Lifeguards hold important post
It’s just another day at the beach for Tahoe lifeguards.
While many may envy those who bask in the Sierra sun holding vigil over lake swimmers, Lakeside Beach lifeguard Tim Rice said Tahoe’s waters can be hazardous for careless swimmers. High-altitude conditions and cold water keep Rice and the Lakeside’s other three lifeguards on careful watch.
Rice said rescues are noticeably down this year from Lakeside’s annual average of about 30. In a normal summer the lake’s temperature usually stays around 60 degrees. Rice said the temperatures have been 5 to 10 degrees warmer this year. He credits the decline in rescues to the warmer temperatures and lower water level.
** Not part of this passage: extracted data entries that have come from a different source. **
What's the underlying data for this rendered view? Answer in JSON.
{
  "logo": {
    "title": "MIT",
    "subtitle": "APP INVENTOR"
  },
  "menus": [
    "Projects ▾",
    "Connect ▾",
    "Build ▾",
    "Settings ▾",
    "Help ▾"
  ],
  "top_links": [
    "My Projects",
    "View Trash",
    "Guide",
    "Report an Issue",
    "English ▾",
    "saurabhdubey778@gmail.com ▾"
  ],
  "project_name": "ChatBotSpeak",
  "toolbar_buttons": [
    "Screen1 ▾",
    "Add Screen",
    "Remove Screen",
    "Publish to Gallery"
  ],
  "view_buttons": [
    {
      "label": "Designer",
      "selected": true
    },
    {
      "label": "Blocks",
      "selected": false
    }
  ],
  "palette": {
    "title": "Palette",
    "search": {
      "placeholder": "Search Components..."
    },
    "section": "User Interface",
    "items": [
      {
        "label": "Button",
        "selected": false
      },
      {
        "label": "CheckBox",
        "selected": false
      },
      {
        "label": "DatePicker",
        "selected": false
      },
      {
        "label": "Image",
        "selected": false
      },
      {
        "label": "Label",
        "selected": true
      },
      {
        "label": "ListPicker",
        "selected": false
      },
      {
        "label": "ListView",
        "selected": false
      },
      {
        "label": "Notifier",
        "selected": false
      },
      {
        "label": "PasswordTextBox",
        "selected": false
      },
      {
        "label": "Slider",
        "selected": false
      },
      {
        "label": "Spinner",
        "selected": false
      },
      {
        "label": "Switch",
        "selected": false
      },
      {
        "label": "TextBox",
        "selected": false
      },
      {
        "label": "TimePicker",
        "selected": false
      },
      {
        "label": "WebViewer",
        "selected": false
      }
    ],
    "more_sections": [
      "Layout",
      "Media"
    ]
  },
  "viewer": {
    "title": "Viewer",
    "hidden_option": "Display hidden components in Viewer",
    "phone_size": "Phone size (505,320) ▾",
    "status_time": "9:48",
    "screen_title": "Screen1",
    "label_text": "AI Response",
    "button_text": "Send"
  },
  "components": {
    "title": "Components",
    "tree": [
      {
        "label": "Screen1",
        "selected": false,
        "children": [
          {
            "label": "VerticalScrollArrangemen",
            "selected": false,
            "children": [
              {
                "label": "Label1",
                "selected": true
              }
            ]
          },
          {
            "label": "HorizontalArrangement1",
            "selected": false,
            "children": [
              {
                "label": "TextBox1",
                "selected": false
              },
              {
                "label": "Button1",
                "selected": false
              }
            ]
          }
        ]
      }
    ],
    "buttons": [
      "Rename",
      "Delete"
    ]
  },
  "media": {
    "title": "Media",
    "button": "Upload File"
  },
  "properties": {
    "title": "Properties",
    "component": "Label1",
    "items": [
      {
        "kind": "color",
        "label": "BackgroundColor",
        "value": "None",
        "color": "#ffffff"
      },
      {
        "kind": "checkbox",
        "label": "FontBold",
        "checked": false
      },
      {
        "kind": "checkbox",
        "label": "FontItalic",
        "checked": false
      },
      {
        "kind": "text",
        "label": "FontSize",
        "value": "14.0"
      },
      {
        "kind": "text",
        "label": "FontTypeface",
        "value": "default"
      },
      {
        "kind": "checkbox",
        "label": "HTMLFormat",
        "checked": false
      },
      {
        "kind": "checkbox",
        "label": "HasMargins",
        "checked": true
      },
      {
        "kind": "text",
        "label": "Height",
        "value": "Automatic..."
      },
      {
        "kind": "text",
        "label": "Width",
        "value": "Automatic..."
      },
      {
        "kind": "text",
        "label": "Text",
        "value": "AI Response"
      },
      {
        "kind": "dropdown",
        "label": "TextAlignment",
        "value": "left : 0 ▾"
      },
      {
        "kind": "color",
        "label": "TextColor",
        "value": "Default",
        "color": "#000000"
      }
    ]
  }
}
“It is so shallow and warm that people aren’t freaking out like last year,” Rice said. “We just consider ourselves preventative. Last year we had like 35 rescues. We have gone in a few times but it was just assistance-type situations.”
Guard Lisa Welliver said there have been a lot of windy days on the lake this summer, making their job difficult at times.
“The wind has been our biggest factor,” Welliver said. “It has just been really super windy. I try to stay off the tower if it is too windy. One day the tower blew down.”
Rice, who has been working at Lakeside Beach since 1994, recalled a day in 1999 when it was so windy that the Tahoe Princess which docks adjacent to the beach, blew inside Lakeside’s breakwall.
“One time the Tahoe Princess came through the swimming area,” Rice said. “It was a super high windy day and they were trying to park it and they got caught in the ropes and floated on through.”
Before moving to Tahoe, Rice was a Volusia County lifeguard for six years in Daytona Beach, Fla. He said lifeguarding at Lake Tahoe is not as rigorous as the at the ocean but the swimmers on the lake face unique hazards.
“It is definitely not like working the ocean,” Rice said. “The majority of problems are hypothermia and cramping after swimming out too far.”
Rice said he and the other guards stress public relations with beach patrons. He said communication is a major factor in educating visitors about how to respect the lake and its wildlife.
“Public relations is a big part of our job,” Rice said. “Just to get to know the clientele and let them know what they can do and what they can’t. It is a tactful way to tell people about the environment. Not to feed the geese, you know, Oreos, corn puffs.”